In the years to come when you look back on the COVID-19 pandemic, what will you remember most? While it may seem trivial to most, for a family that spends most of our evenings and weekends watching, attending or participating in sporting events, I will remember how things I took for granted since I was a youngster — March Madness, trips to Cincinnati to watch the Redlegs, and September football in the Horseshoe — can, in fact, be brought to a screeching halt.
In the scope of things, missing out on sporting events pales in comparison to losing a loved one to COVID-19. Fortunately, my family and I have remained relatively healthy during the pandemic, which has allowed us to make the most of a year for the ages.
Thanks to the dedication of the Buckeye Valley Summer Baseball League, the Ostrander Summer Ball Association, and the Bellepoint Youth Athletic Association, when I look back at 2020, I’m certain there will always be one thing that puts a smile on my face — the memories made helping coach my son’s coach pitch teams.
Even though he had to wait a few extra months this year to take part in America’s pastime, something he has done since he was 4, the memories and friends he made this summer and early fall certainly had a positive impact on his life, even if he is too young to realize it yet.
While it was a blessing to see him have fun and excel at something he loves when it appeared the pandemic would wipe out all youth sports this year, as a parent, I’m thankful that at such a young age he was able to experience some of the life lessons sports help teach our youth.
For instance, this was the first season where the score was kept, which meant he got his first taste of friendly competition.

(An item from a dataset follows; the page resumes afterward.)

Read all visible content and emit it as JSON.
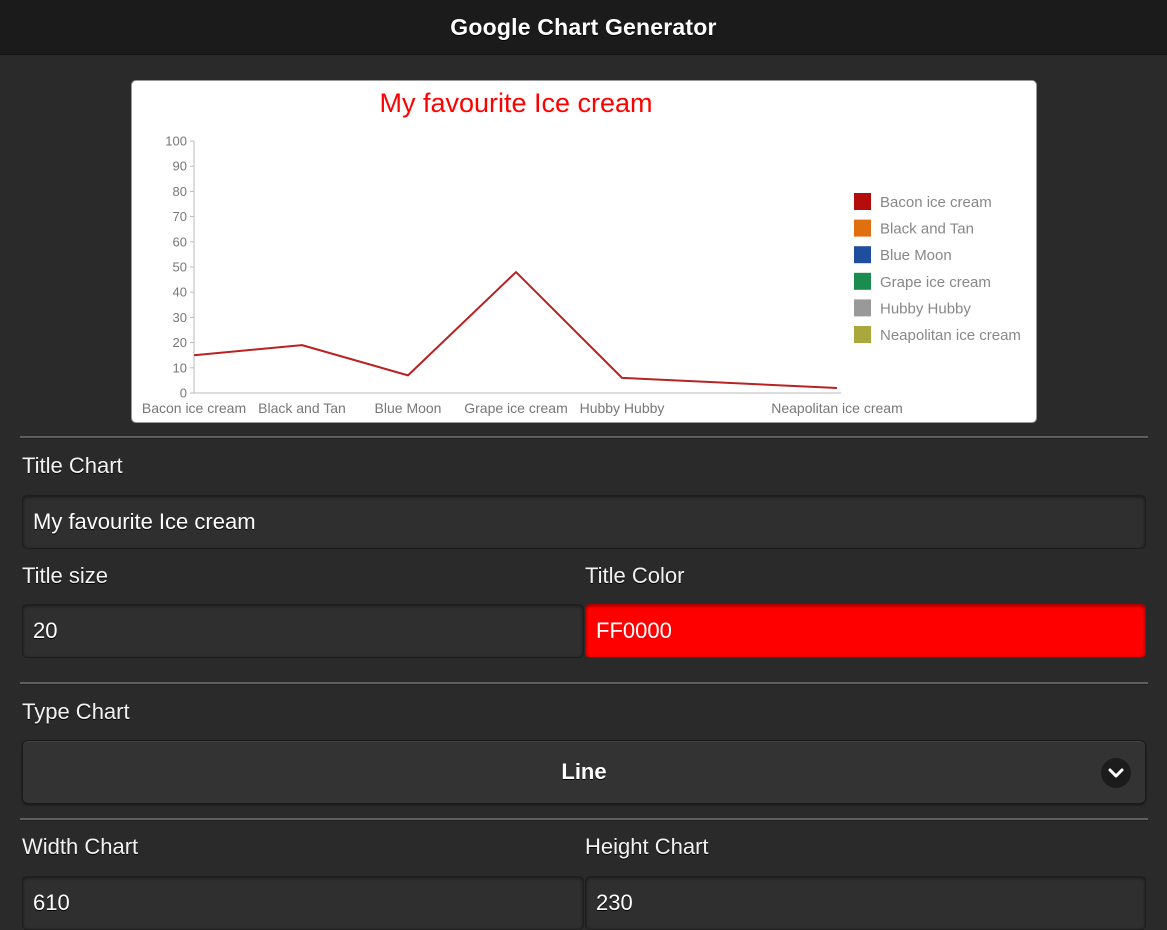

While no parent likes to see their kid upset after a loss — I could see he was visibly upset as he’s a competitive kid — it’s good for him to experience that feeling as I’m a firm believer that failure, or in this case defeat, breeds success.
While his summer and fall teams were fortunate to finish a combined 18-4-1, I was proud of the way my son and his team responded after each loss. In fact, I noticed as the competition got tougher, I found my son wanting to go to the closest ball diamond almost every other night to practice hitting and fielding grounders.
Another life lesson I hope he took away from his time on the field this year is that girls can compete right alongside boys. Some 30-plus years ago when I was playing coach pitch baseball, boys were conditioned to think girls couldn’t compete with them. Society, however, woke up and realized when given the chance, girls can compete and even outperform boys in athletic competitions.
Case in point, my son’s teams this year were successful not because of the boys, but because of a talented group of girls who outhit and outran a majority of the boys throughout the season. The great thing about it was it didn’t matter to any of the boys as they cheered, celebrated, and laughed with all the girls on the team.
Looking back at this dynamic in particular, I can’t help but to think of a line from one of the great baseball movies of all-time, “The Sandlot,” in which Hamilton “Ham” Porter (aka “The Great Hambino”) insults a player on the other team by saying, “You play ball like a girl!”
Fast forward 27 years since the movie was released and it’s safe to say that line would never have been uttered by anyone facing my son’s teams this year as the girls brought the power and speed game after game.
As for myself, I had the privilege of helping coach both my son’s Ostrander and Bellepoint teams this summer and fall. Watching him field grounders and make great catches at first base, and drive in runs with big hits at the plate, is a feeling this veteran journalist can’t even describe in words.
Earlier this month, everything came to fruition when my son’s fall ball team won the tournament title. Seeing the big smile on his face when he received his first-place trophy is a memory I will never forget for as long as I live.
After having a few weeks to look back on the summer and fall baseball leagues, it’s not lost on me the fact my family is lucky to call Delaware County home. When some leagues decided it would be too challenging to try to make a summer season work during the pandemic, the Buckeye Valley Summer Baseball League took the necessary precautions and got the season in, as did the Bellepoint Youth Athletic Association when it came to the fall league.
Also, I can’t say enough about the great coaches here in the county who took time to help my son and all the other kids on his team learn how to play the great game of baseball. As most parents know, getting your kid to listen to your advice is easier said than done, but my son was eager to listen and learn from his other coaches.